Adult national HIV prevalence in Mexico has remained well below 1%, but the epidemic shows varied patterns across this large country. Almost 90% of officially recorded AIDS cases have been attributed to unprotected sex, about half of them attributable to sex between men (CENSIDA, 2003). An estimated 160 000 adults were living with HIV at the end of 2003; two thirds of them are men who are believed to have been infected during sex with another man (UNAIDS, 2004; Magis-Rodríguez et al., 2002). That pattern possibly accounts for the increasing signs of heterosexual transmission of HIV that have been noted, as more women become infected during sex with (bisexual) male partners (Magis et al, 2000). The role of injecting drug use in Mexico’s epidemic is difficult to determine, but an association with injecting drug use has been observed in cities along the border with the United States of America (Minichielloa et al., 2002; Magis-Rodríguez et al., 1997).
The possible role of migration in Mexico’s epidemic has been the subject of much speculation, but confident conclusions cannot yet be drawn. One recent study has shown that male international migrants on average had almost twice as many sexual partners in the previous year, compared with their non-migrant counterparts. At the same time, condom use was found to be substantially more frequent among international migrants (Magis-Rodríguez et al., 2004). Nevertheless, the higher AIDS case load in some rural areas of Mexico hints at a possible link between HIV infection and migration to the United States of America (Magis-Rodríguez C et al., 2004).
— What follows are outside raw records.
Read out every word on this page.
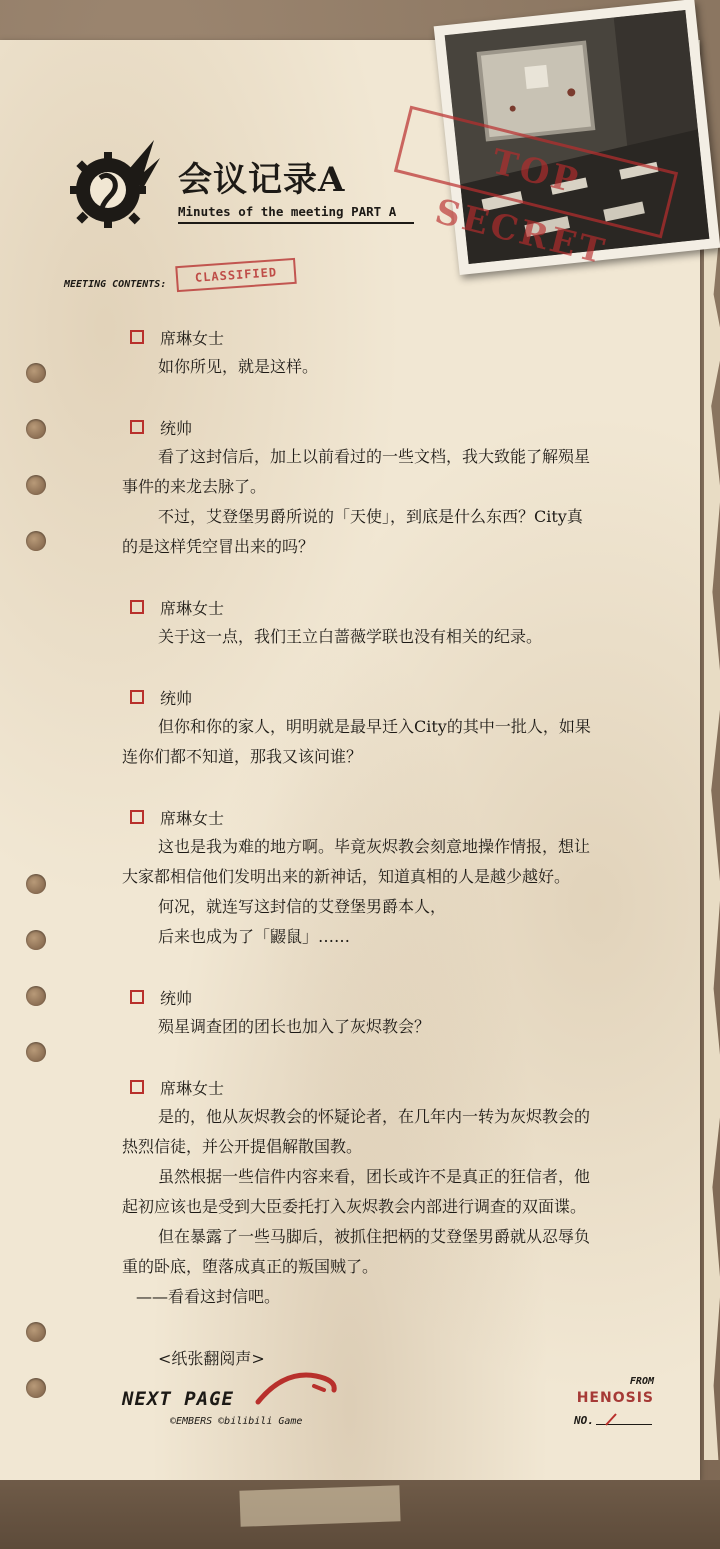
会议记录A
Minutes of the meeting PART A
MEETING CONTENTS:	CLASSIFIED
TOP SECRET
席琳女士
如你所见，就是这样。
统帅
看了这封信后，加上以前看过的一些文档，我大致能了解殒星
事件的来龙去脉了。
不过，艾登堡男爵所说的「天使」，到底是什么东西？City真
的是这样凭空冒出来的吗？
席琳女士
关于这一点，我们王立白蔷薇学联也没有相关的纪录。
统帅
但你和你的家人，明明就是最早迁入City的其中一批人，如果
连你们都不知道，那我又该问谁？
席琳女士
这也是我为难的地方啊。毕竟灰烬教会刻意地操作情报，想让
大家都相信他们发明出来的新神话，知道真相的人是越少越好。
何况，就连写这封信的艾登堡男爵本人，
后来也成为了「鼹鼠」……
统帅
殒星调查团的团长也加入了灰烬教会？
席琳女士
是的，他从灰烬教会的怀疑论者，在几年内一转为灰烬教会的
热烈信徒，并公开提倡解散国教。
虽然根据一些信件内容来看，团长或许不是真正的狂信者，他
起初应该也是受到大臣委托打入灰烬教会内部进行调查的双面谍。
但在暴露了一些马脚后，被抓住把柄的艾登堡男爵就从忍辱负
重的卧底，堕落成真正的叛国贼了。
——看看这封信吧。
<纸张翻阅声>
NEXT PAGE
©EMBERS ©bilibili Game
FROM
HENOSIS
NO.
Access to antiretroviral therapy in Latin America has expanded considerably, although Brazil’s achievements on this front remain unique. Under Brazil’s policy of providing antiretroviral drugs to all in need, people with advanced HIV infection are eligible for antiretroviral drugs via the country’s national health system. The number of Brazilians on antiretroviral therapy has continued to increase and reached approximately 170 000 in September 2005. Treatment adherence rate among patients on antiretroviral therapy has been estimated at 75%. Treatment coverage is high also in Argentina, Chile, Cuba, Mexico, Uruguay and Venezuela (PAHO, 2005), though the terms under which it is provided are not as favourable as those in Brazil. In Costa Rica and Panama, where antiretroviral treatment access has improved notably, AIDS mortality appears to be reducing. But elsewhere, especially in the poorer countries of Central America and the Andean region of South America, progress has been slower. Fewer than 1000 Ecuadoreans were receiving antiretroviral treatment in 2004 (Ministry of Health Ecuador, 2004), for example, while treatment roll-out efforts in El Salvador, Guatemala, Honduras, Nicaragua and Paraguay continue to lag (PAHO, 2005).